In addition to the pH‐dependent release, Mo₁₅₄Gel is also expected to have a NIR‐triggered release, since we previously proved the photothermal conversion of the hydrogel (Figure 3b–d) and the presence of a thermo‐responsive copolymer (CS‐g‐PNIPAAm) in the hydrogel constitution (Figures 1d). To verify this hypothesis, we studied the release of DOX from Mo₁₅₄GelDOX in 3 cycles of ON/OFF laser irradiation at pH 6.2 and pH 7.4 (Figure 3f). All the hydrogel samples were equilibrated in pH 7.4 buffer for 1 h before the laser‐irradiation, to eliminate the burst release effect on the final results. At pH 7.4, NIR‐light irradiation only slightly increased the release by 5%, compared with the sample without NIR irradiation. However, when the hydrogel was irradiated at pH 6.2, there was a significant increase in the release rate by 26% at the end of all cycles. In the first cycle, Mo₁₅₄GelDOX showed similar release behavior compared with pH 7.4 sample, probably because of the ongoing buffer exchange. Then, in the second and third cycle, the release rate significantly increased with laser irradiation and immediately slowed down when the laser was OFF, indicating the photo‐thermal responsiveness of the hydrogel. The data confirms the dual‐responsiveness of the hydrogel and the drug release triggered by both acidic pH and NIR light, since it shows that only in the presence of both stimuli there is a significant increase in the release.

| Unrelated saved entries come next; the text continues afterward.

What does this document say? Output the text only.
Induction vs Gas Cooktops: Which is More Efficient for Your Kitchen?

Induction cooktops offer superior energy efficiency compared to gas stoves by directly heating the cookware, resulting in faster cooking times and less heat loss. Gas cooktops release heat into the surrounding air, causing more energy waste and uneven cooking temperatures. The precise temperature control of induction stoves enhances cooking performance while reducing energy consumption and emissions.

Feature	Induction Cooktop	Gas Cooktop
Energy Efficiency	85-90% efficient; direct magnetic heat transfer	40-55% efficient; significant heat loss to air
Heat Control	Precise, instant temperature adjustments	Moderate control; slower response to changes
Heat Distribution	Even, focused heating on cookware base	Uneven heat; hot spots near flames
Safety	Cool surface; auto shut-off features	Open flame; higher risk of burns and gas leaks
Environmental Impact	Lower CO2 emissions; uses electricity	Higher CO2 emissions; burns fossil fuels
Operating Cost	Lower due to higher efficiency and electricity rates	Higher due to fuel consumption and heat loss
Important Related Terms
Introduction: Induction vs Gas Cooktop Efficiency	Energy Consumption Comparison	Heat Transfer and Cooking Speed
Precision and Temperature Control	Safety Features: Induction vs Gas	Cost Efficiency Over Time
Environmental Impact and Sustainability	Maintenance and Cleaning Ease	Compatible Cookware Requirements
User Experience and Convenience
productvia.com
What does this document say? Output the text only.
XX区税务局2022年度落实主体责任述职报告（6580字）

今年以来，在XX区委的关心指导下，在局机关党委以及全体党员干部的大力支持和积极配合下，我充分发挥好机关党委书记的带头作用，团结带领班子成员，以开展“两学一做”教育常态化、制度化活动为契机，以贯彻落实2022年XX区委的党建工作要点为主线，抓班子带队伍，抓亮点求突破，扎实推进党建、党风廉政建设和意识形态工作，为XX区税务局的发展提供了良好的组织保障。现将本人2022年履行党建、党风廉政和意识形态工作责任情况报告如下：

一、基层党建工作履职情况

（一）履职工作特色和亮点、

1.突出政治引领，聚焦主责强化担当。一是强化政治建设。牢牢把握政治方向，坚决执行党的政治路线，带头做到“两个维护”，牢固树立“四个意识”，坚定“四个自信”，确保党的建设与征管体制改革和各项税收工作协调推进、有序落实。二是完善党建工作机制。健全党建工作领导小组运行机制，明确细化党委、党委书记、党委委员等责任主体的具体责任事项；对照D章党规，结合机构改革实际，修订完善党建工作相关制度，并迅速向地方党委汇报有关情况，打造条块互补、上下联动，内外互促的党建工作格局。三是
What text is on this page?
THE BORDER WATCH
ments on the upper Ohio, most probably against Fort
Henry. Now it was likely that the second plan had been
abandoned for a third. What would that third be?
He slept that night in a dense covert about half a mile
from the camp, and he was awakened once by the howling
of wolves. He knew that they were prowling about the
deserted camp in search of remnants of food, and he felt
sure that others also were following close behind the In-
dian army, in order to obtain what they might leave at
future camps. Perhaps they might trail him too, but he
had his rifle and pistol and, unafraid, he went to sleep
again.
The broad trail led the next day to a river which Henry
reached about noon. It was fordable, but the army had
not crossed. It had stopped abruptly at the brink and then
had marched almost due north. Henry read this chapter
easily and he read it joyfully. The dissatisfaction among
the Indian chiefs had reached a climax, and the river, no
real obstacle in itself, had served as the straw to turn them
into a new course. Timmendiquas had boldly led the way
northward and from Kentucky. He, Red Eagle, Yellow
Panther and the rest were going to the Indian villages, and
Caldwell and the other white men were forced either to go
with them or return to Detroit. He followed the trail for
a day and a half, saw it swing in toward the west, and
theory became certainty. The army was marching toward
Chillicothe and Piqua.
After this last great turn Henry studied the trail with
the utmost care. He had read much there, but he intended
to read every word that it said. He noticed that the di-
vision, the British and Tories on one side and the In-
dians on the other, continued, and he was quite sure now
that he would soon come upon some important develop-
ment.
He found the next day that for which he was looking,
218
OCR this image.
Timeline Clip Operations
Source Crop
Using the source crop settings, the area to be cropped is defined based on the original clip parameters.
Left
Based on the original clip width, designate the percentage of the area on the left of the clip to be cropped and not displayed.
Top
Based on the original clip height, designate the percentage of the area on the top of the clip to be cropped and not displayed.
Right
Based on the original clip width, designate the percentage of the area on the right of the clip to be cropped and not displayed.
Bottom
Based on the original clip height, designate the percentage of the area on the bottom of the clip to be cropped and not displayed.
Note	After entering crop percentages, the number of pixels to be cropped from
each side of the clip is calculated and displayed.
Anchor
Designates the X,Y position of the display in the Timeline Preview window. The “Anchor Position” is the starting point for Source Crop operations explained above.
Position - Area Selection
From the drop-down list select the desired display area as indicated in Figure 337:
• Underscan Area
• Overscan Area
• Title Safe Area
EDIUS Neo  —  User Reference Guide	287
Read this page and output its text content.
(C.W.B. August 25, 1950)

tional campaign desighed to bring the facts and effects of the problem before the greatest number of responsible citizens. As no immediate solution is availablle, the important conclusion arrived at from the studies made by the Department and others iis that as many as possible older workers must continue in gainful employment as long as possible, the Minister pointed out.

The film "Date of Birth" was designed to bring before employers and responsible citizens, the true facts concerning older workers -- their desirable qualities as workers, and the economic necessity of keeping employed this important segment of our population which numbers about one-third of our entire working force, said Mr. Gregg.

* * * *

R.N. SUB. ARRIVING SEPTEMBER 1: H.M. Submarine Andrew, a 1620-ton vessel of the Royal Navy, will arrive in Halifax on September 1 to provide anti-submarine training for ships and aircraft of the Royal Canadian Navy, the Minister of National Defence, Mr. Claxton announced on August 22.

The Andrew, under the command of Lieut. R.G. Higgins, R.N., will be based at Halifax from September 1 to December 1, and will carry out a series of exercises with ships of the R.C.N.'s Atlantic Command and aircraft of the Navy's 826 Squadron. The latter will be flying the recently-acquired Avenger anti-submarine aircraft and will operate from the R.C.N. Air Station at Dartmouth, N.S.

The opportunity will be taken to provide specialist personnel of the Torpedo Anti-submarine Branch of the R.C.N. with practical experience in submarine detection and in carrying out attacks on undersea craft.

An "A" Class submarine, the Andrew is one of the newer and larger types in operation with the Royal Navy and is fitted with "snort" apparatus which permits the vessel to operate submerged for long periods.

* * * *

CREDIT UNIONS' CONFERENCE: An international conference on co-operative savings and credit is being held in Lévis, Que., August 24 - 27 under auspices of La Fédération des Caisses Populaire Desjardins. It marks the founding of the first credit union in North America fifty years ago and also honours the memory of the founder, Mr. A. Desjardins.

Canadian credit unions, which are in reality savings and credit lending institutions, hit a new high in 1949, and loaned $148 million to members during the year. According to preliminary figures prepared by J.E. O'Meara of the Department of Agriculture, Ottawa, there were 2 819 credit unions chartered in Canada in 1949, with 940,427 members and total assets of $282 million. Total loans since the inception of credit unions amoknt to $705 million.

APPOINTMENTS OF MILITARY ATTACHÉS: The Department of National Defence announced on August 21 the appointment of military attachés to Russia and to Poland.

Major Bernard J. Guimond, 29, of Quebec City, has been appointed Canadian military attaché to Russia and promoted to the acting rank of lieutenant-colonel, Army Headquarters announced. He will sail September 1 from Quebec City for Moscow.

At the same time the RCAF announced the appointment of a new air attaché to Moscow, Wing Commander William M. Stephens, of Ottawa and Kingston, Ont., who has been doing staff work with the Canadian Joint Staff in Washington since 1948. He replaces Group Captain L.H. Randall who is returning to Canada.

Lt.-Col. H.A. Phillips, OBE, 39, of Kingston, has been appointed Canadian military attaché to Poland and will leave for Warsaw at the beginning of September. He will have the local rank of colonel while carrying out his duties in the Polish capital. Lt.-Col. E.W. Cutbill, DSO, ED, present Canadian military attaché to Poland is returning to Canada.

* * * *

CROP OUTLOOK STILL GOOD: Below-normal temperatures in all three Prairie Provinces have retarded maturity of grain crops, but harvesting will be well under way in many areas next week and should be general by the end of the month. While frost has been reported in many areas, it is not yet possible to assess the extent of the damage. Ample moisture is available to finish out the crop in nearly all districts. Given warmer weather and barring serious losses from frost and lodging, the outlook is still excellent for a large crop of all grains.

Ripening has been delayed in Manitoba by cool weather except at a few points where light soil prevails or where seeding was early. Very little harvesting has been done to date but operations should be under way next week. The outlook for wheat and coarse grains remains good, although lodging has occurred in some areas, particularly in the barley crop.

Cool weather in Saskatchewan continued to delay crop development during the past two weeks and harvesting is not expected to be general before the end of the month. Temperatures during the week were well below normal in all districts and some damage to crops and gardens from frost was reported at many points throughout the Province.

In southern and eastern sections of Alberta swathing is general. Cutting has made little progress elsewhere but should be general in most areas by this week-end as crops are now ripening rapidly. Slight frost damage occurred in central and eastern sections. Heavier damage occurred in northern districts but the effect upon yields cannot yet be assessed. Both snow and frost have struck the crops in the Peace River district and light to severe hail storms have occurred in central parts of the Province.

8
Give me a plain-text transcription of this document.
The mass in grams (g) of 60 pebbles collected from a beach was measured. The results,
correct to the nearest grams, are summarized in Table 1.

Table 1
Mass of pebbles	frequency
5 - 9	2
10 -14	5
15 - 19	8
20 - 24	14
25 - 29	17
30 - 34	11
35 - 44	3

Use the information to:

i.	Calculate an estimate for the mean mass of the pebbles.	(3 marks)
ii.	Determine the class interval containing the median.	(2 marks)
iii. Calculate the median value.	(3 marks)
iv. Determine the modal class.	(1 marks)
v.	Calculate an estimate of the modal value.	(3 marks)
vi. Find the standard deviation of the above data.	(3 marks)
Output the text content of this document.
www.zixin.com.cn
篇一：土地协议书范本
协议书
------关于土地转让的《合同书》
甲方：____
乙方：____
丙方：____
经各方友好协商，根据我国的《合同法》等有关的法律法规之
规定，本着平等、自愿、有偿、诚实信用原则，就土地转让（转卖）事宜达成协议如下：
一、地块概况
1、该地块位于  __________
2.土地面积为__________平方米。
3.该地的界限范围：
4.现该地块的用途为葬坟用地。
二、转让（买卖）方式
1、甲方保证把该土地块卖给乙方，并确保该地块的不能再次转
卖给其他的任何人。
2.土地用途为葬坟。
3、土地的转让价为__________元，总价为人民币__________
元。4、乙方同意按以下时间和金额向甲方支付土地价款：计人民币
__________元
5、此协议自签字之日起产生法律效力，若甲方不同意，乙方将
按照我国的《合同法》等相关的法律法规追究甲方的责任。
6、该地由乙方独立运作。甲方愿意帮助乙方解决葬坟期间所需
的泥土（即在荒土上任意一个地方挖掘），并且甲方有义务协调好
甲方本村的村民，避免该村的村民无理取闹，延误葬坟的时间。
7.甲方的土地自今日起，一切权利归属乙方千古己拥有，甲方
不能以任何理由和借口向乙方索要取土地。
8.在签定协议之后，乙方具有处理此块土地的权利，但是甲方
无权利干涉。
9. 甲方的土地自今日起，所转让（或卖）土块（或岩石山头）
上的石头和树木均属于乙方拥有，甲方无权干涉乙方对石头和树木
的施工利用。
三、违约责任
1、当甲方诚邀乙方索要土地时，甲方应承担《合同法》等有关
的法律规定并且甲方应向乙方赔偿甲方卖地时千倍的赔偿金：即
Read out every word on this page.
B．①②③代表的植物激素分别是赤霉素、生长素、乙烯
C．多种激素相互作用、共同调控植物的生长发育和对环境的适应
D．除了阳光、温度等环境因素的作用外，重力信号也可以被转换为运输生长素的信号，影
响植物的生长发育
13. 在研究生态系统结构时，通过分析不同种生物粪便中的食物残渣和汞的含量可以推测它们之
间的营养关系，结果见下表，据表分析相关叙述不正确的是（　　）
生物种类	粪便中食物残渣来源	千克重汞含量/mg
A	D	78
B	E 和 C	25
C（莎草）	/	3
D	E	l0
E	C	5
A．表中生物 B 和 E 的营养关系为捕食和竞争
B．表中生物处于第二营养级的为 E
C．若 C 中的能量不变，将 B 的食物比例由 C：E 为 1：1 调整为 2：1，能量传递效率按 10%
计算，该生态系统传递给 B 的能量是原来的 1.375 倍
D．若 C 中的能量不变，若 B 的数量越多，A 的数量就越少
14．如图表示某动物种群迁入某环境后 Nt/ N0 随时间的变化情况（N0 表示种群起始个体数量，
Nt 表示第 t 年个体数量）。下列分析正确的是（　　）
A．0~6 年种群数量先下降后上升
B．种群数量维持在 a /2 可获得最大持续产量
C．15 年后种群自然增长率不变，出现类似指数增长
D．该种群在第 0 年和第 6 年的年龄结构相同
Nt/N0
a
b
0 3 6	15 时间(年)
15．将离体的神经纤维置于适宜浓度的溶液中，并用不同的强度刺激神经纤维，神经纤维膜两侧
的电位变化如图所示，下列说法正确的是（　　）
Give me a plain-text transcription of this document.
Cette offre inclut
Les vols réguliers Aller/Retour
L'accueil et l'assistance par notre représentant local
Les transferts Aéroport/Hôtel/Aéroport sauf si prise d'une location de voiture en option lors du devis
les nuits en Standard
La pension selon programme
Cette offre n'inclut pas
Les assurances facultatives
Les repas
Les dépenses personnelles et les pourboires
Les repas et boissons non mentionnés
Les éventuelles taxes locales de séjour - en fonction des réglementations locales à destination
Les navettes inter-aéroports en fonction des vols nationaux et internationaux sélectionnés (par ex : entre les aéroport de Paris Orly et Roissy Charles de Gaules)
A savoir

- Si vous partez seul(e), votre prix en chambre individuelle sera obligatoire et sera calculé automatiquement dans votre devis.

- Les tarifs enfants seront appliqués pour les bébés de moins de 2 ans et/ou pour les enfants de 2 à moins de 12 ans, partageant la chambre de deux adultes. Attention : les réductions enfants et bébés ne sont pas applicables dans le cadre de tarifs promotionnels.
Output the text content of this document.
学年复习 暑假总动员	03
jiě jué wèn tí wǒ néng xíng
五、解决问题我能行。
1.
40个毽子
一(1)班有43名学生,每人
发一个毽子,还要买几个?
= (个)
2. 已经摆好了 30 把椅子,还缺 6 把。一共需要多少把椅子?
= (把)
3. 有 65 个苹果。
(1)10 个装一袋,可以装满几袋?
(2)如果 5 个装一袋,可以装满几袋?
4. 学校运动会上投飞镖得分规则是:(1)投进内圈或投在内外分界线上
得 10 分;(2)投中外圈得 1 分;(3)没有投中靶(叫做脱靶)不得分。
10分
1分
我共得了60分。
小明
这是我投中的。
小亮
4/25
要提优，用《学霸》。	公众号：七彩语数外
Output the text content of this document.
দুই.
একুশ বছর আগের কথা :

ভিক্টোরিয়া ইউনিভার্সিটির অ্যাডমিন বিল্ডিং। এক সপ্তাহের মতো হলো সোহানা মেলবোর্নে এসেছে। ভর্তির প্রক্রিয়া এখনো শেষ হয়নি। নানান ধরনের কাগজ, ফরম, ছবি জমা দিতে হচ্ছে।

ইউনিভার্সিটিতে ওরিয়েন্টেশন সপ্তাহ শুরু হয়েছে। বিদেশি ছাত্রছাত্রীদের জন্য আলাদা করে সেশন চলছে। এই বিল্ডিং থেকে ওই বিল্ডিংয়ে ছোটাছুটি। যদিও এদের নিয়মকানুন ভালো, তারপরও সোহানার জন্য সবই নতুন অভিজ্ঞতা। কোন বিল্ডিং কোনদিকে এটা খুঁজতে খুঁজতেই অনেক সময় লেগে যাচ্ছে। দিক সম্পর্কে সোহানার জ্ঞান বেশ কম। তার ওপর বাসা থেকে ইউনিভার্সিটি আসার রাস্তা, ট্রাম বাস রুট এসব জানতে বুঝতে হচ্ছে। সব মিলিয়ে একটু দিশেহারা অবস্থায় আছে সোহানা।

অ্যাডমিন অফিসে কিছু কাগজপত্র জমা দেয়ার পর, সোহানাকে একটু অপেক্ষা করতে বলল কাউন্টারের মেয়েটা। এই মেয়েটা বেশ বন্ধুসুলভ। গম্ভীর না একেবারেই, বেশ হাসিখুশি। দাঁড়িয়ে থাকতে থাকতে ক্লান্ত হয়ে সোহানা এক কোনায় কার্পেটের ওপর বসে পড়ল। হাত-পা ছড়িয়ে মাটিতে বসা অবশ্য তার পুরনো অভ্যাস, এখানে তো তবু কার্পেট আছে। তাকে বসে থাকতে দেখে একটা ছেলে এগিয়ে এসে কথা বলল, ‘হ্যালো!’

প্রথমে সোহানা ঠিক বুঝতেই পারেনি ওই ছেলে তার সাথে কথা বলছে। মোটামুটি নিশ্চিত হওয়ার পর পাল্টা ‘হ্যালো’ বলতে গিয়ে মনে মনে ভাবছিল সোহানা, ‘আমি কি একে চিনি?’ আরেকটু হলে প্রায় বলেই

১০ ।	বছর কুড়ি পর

Inspired by the dual pH‐ and NIR‐responsive release profile and the PTT behavior of the hydrogel, we proceeded with biological tests. First, we evaluated the cytotoxicity of {Mo₁₅₄} and whether it affects the ATP production on human melanoma cells (M21), murine melanoma cells (B16.OVA), and primary human fibroblast cells (Figure 4a–c, respectively), by Cell‐Titer Glo luminescent assay. As expected, {Mo₁₅₄} interfered with ATP production in a concentration and time‐dependent manner. In particular, when the concentration of {Mo₁₅₄} was 0.92 mg mL⁻¹, concentration equivalent to the one used in the Mo₁₅₄Gel, almost all M21 cells lost their ATP production capability after 48 h incubation. B16.OVA and human fibroblasts were more resistant to {Mo₁₅₄}, but their ATP production also significantly decreased after 48 h. After 72 h incubation with {Mo₁₅₄} at 0.92 mg mL⁻¹, the ATP produced by B16.OVA and human fibroblasts further decreased to 32% and 49%, respectively. The incorporation of {Mo₁₅₄} in the hydrogel significantly improved the relative cell viability for all the tested cell lines and time‐points (Figure 4d), allowing the use of a {Mo₁₅₄} concentration for PTT able to induce a suitable temperature increase with minimal ATP‐production inhibitory effects. Then, we evaluated whether the PTT would eliminate M21 melanoma cells in vitro. The cells were exposed to the injected Mo₁₅₄Gel with 10 min laser irradiation or without irradiation (Figure 4e). Without irradiation and in the presence of injected Mo₁₅₄Gel, the cell viability remained very close to 100%, indicating the absence of toxicity of the hydrogel, in agreement with the results showed in Figure 4d. However, when the cells were exposed to Mo₁₅₄Gel and further irradiated with NIR laser (808 nm, 0.8 W cm⁻²), there was a very significant decrease in the cell viability to around 2%, indicating the potency of PTT in cancer cell ablation. The high temperature caused by the photothermal conversion of the Mo₁₅₄Gel upon laser irradiation is potentially harmful for all cell types, including healthy cells. However, the localized character of PTT and the confined location of Mo₁₅₄Gel in the tumor area, make this treatment highly focused on the cancer cell ablation, reducing the possible side effects that may come from the exposure to high temperatures.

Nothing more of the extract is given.